Bees prefer foods containing neonicotinoid pesticides
Sébastien C. Kessler, Erin Jo Tiedeken, Kerry L. Simcock, Sophie Derveau, Jessica Mitchell, Samantha Softley, Jane C. Stout & Geraldine A. Wright
Nature 521, 74–76 (07 May 2015) doi:10.1038/nature14414
Received 24 January 2015, Accepted 20 March 2015, Published online 22 April 2015
The impact of neonicotinoid insecticides on insect pollinators is highly controversial. Sublethal concentrations alter the behaviour of social bees and reduce survival of entire colonies1, 2, 3. However, critics argue that the reported negative effects only arise from neonicotinoid concentrations that are greater than those found in the nectar and pollen of pesticide-treated plants4. Furthermore, it has been suggested that bees could choose to forage on other available flowers and hence avoid or dilute exposure4, 5. Here, using a two-choice feeding assay, we show that the honeybee, Apis mellifera, and the buff-tailed bumblebee, Bombus terrestris, do not avoid nectar-relevant concentrations of three of the most commonly used neonicotinoids, imidacloprid (IMD), thiamethoxam (TMX), and clothianidin (CLO), in food.
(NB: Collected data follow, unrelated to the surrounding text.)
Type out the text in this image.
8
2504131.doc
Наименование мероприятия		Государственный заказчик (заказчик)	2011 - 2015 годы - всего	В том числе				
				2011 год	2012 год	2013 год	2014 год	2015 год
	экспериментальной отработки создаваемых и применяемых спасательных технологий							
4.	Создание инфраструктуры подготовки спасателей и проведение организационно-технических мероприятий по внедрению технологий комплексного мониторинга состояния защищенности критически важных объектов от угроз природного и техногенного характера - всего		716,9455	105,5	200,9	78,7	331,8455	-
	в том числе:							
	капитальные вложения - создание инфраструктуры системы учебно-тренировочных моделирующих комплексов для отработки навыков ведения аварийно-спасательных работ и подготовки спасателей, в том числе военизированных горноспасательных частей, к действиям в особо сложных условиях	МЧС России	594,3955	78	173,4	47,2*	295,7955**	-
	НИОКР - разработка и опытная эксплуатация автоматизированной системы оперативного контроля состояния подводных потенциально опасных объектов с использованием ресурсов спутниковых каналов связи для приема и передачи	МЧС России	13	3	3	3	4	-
Moreover, bees of both species prefer to eat more of sucrose solutions laced with IMD or TMX than sucrose alone. Stimulation with IMD, TMX and CLO neither elicited spiking responses from gustatory neurons in the bees’ mouthparts, nor inhibited the responses of sucrose-sensitive neurons. Our data indicate that bees cannot taste neonicotinoids and are not repelled by them. Instead, bees preferred solutions containing IMD or TMX, even though the consumption of these pesticides caused them to eat less food overall. This work shows that bees cannot control their exposure to neonicotinoids in food and implies that treating flowering crops with IMD and TMX presents a sizeable hazard to foraging bees.